Avec la hausse des taux d’intérêt, tout l’argent que les entreprises ont emprunté pour racheter des actions et payer des dividendes qui n’étaient pas gagnés se traduira par des dépenses d’intérêt plus importantes et des bénéfices plus faibles.

Tout cela va donc être un grand désordre, mais cela n’empêchera pas la Fed d’utiliser le seul outil dont elle dispose.

Elle n’a qu’un seul outil. C’est comme l’artisan avec un marteau, et tout ressemble à un clou. Donc si la Fed veut accomplir quelque chose, elle devra frapper le clou.

Donc la Fed va devoir augmenter les taux d’intérêt, pas seulement de 2 % d’ici la fin de l’année ou de 2,5 %. Elle va devoir monter dans la fourchette des 4-6% pour ralentir l’économie et briser le dos de l’inflation.
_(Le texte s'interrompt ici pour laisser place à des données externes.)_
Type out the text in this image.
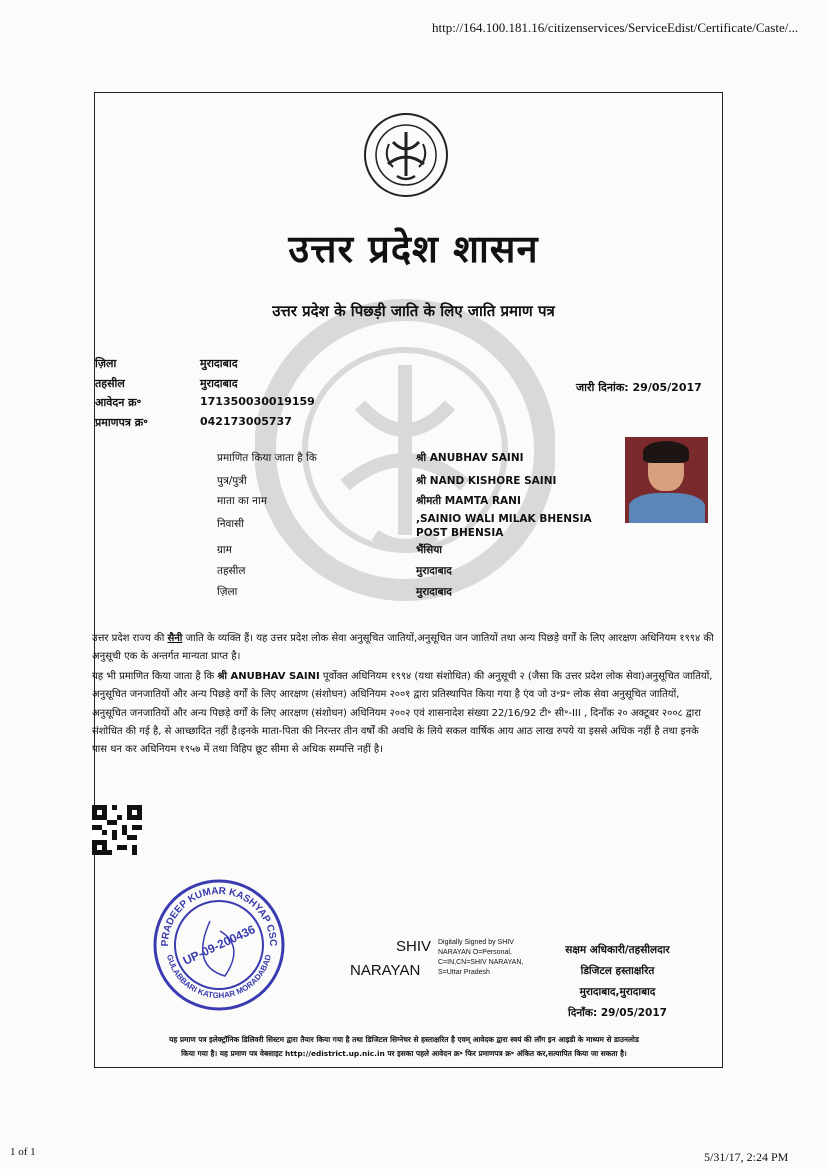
http://164.100.181.16/citizenservices/ServiceEdist/Certificate/Caste/...
उत्तर प्रदेश शासन
उत्तर प्रदेश के पिछड़ी जाति के लिए जाति प्रमाण पत्र
ज़िला	मुरादाबाद
तहसील	मुरादाबाद
आवेदन क्र॰	171350030019159
प्रमाणपत्र क्र॰	042173005737
जारी दिनांक: 29/05/2017
प्रमाणित किया जाता है कि	श्री ANUBHAV SAINI
पुत्र/पुत्री	श्री NAND KISHORE SAINI
माता का नाम	श्रीमती MAMTA RANI
निवासी	,SAINIO WALI MILAK BHENSIA POST BHENSIA
ग्राम	भैंसिया
तहसील	मुरादाबाद
ज़िला	मुरादाबाद
उत्तर प्रदेश राज्य की सैनी जाति के व्यक्ति हैं। यह उत्तर प्रदेश लोक सेवा अनुसूचित जातियों,अनुसूचित जन जातियों तथा अन्य पिछड़े वर्गों के लिए आरक्षण अधिनियम १९९४ की अनुसूची एक के अन्तर्गत मान्यता प्राप्त है।
यह भी प्रमाणित किया जाता है कि श्री ANUBHAV SAINI पूर्वोक्त अधिनियम १९९४ (यथा संशोधित) की अनुसूची २ (जैसा कि उत्तर प्रदेश लोक सेवा)अनुसूचित जातियों, अनुसूचित जनजातियों और अन्य पिछड़े वर्गों के लिए आरक्षण (संशोधन) अधिनियम २००१ द्वारा प्रतिस्थापित किया गया है एंव जो उ॰प्र॰ लोक सेवा अनुसूचित जातियों, अनुसूचित जनजातियों और अन्य पिछड़े वर्गों के लिए आरक्षण (संशोधन) अधिनियम २००२ एवं शासनादेश संख्या 22/16/92 टी॰ सी॰-III , दिनाँक २० अक्टूबर २००८ द्वारा संशोधित की गई है, से आच्छादित नहीं है।इनके माता-पिता की निरन्तर तीन वर्षों की अवधि के लिये सकल वार्षिक आय आठ लाख रुपये या इससे अधिक नहीं है तथा इनके पास धन कर अधिनियम १९५७ में तथा विहिप छूट सीमा से अधिक सम्पत्ति नहीं है।
PRADEEP KUMAR KASHYAP CSC
GULABBARI KATGHAR MORADABAD
UP-09-200436	SHIV
NARAYAN
Digitally Signed by SHIV
NARAYAN O=Personal,
C=IN,CN=SHIV NARAYAN,
S=Uttar Pradesh
सक्षम अधिकारी/तहसीलदार
डिजिटल हस्ताक्षरित
मुरादाबाद,मुरादाबाद
दिनाँक: 29/05/2017
यह प्रमाण पत्र इलेक्ट्रॉनिक डिलिवरी सिस्टम द्वारा तैयार किया गया है तथा डिजिटल सिग्नेचर से हस्ताक्षरित है एवम् आवेदक द्वारा स्वयं की लॉग इन आइडी के माध्यम से डाउनलोड
किया गया है। यह प्रमाण पत्र वेबसाइट http://edistrict.up.nic.in पर इसका पहले आवेदन क्र॰ फिर प्रमाणपत्र क्र॰ अंकित कर,सत्यापित किया जा सकता है।
1 of 1	5/31/17, 2:24 PM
J’étais là lorsque Volcker a fait passer les taux d’intérêt à 20 % pour le taux au jour le jour afin d’enrayer l’inflation. Mais, bien sûr, cela causera beaucoup de dommages à l’économie. Mais je ne pense pas qu’ils aient beaucoup de choix.

En bref, vous allez avoir beaucoup de mal à maîtriser l’inflation, et les conséquences de ces mesures seront époustouflantes et historiques en termes d’impact négatif.

International Man : Compte tenu de tout ce dont nous avons parlé aujourd’hui, que peut faire le citoyen moyen ? Que peut-il faire pour se protéger et profiter de ce qui va arriver ?

David Stockman : Eh bien, je pense que la chose la plus importante est de rester en dehors du casino.

Le marché obligataire est largement, massivement surévalué. En conséquence, le prix des obligations va chuter de façon spectaculaire, et les gens seront choqués de voir combien on peut perdre dans une dette souveraine prétendument sûre.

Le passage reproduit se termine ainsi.